Le biologiste et passionné des chauves-souris Richard Brunet m’avait raconté une histoire sur l’origine de cette légende urbaine qui veut que les chauves-souris s’agrippent aux tignasses des humains.

Si on recule dans les années 1960, m’avait-il dit, les femmes avaient les coiffures hautes avec plein de Spray Net dans les cheveux. Or, les odeurs de ces produits chimiques attirent certains insectes qui sont des proies de prédilection des petites chauves-souris. En rasant de trop proche ces touffus appâts à insectes, les griffes des chauves-souris pouvaient accrocher malencontreusement les cheveux.

Voilà donc comment serait née cette croyance qui allait s’ajouter aux fausses et délétères représentations déjà largement véhiculées par les légendes et le cinéma sur ces mammifères volants. Je parle ici de ces croyances qui ont fait d’eux les compagnons des vampires, fantômes, zombies et loups-garous dans cette fête d’Halloween.

Oui, il est vrai que certaines chauves-souris peuvent nous refiler des maladies si on se mêle trop de leur vie. Raison pour laquelle on gagne à préserver leur habitat et éviter la promiscuité avec l’humanité.

Les chauves-souris vampires existent aussi. Si vous dormez à la belle étoile dans certaines régions de l’Amérique centrale et du Sud, des chauves-souris de la famille des Desmodontinae peuvent vous voler un peu de sang. Pendant que vous roupillez, cette petite bête vous anesthésie localement, fait une petite incision entre vos orteils et vous siphonne quelques millilitres du précieux et nutritif liquide. Sa salive contient aussi de la draculine, un anticoagulant qui l’aide à garder le flot de sang continu pendant son repas. Mais, rassurez-vous, leurs attaques sur des humains sont extrêmement rares. Ces vampires préfèrent le sang des animaux, surtout les mammifères d’élevage.

Comme la recherche nocturne de sang n’est pas toujours évidente, dans les grottes qu’ils habitent, ces vampires sont plutôt des généreux qui partagent et s’entraident. En vertu de cet altruisme qui semble avoir inspiré Héma-Québec, ceux qui ont ramené du sang régurgitent une partie de leur pitance à ceux qui n’ont pas trouvé de proie à ponctionner.
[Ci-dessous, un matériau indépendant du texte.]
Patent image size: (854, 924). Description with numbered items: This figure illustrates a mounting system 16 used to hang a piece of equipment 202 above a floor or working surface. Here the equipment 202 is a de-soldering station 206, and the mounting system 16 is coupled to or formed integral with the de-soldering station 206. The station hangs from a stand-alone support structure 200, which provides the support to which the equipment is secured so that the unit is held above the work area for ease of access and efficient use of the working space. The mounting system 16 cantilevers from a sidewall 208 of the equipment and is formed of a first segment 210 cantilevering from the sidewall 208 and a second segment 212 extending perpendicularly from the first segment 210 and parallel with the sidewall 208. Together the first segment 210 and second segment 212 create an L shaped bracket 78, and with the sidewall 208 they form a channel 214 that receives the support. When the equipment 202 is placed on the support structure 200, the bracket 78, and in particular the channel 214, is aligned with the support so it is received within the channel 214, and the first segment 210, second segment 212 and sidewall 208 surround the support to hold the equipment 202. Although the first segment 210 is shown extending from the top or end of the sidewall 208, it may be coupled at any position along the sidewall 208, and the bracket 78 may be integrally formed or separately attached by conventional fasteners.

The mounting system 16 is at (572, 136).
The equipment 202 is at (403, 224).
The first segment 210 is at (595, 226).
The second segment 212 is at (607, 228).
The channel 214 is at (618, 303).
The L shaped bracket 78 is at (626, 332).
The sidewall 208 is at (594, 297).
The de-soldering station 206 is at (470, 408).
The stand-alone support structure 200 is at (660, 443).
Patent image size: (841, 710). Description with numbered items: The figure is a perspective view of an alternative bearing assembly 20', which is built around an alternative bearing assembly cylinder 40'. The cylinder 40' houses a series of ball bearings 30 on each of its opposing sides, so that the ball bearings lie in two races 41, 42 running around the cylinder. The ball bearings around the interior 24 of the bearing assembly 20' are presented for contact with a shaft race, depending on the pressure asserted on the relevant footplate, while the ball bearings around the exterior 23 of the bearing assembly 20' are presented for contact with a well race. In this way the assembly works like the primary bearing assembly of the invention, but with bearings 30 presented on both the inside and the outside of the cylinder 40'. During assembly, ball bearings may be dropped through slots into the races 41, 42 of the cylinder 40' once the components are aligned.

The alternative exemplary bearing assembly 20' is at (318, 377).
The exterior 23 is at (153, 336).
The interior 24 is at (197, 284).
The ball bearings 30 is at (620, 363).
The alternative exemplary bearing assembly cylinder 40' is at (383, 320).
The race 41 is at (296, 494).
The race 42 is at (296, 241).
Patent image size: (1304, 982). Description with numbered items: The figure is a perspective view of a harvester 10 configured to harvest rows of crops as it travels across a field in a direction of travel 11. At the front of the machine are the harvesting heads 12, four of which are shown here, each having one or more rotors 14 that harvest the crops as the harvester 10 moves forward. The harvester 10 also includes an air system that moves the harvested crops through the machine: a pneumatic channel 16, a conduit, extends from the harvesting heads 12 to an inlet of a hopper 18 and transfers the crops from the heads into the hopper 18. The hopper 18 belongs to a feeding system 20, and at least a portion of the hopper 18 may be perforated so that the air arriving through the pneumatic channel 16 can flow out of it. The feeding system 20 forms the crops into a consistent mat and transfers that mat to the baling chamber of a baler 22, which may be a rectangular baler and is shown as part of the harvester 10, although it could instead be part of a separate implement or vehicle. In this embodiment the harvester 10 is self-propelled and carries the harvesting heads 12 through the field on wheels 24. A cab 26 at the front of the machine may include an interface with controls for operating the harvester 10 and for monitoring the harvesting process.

Donnez à un voisin pour lui sauver la vie, c’est aussi investir dans un geste solidaire qui pourrait sauver la nôtre en cas de besoin. En cause, notre bénéficiaire d’aujourd’hui sera peut-être notre donneur de demain.

Bref, de ce côté-là, les chauves-souris sont peut-être même un modèle à copier pour le deuxième vampire parmi les plus sanguinaires de la création. Juste devant l’humain, le moustique est le vampire originel le plus redoutable. L’activité hématophage des moustiques tuerait indirectement près de 700 000 personnes sur la planète. Le moustique est impliqué dans la transmission de maladies comme le chikungunya, la dengue, le Zika, la fièvre jaune, la fièvre du Nil occidental, le paludisme, etc.

À votre prochaine Halloween, remplacez les traditionnelles chauves-souris de votre décor par des moustiques et vous serez bien plus près de la réalité.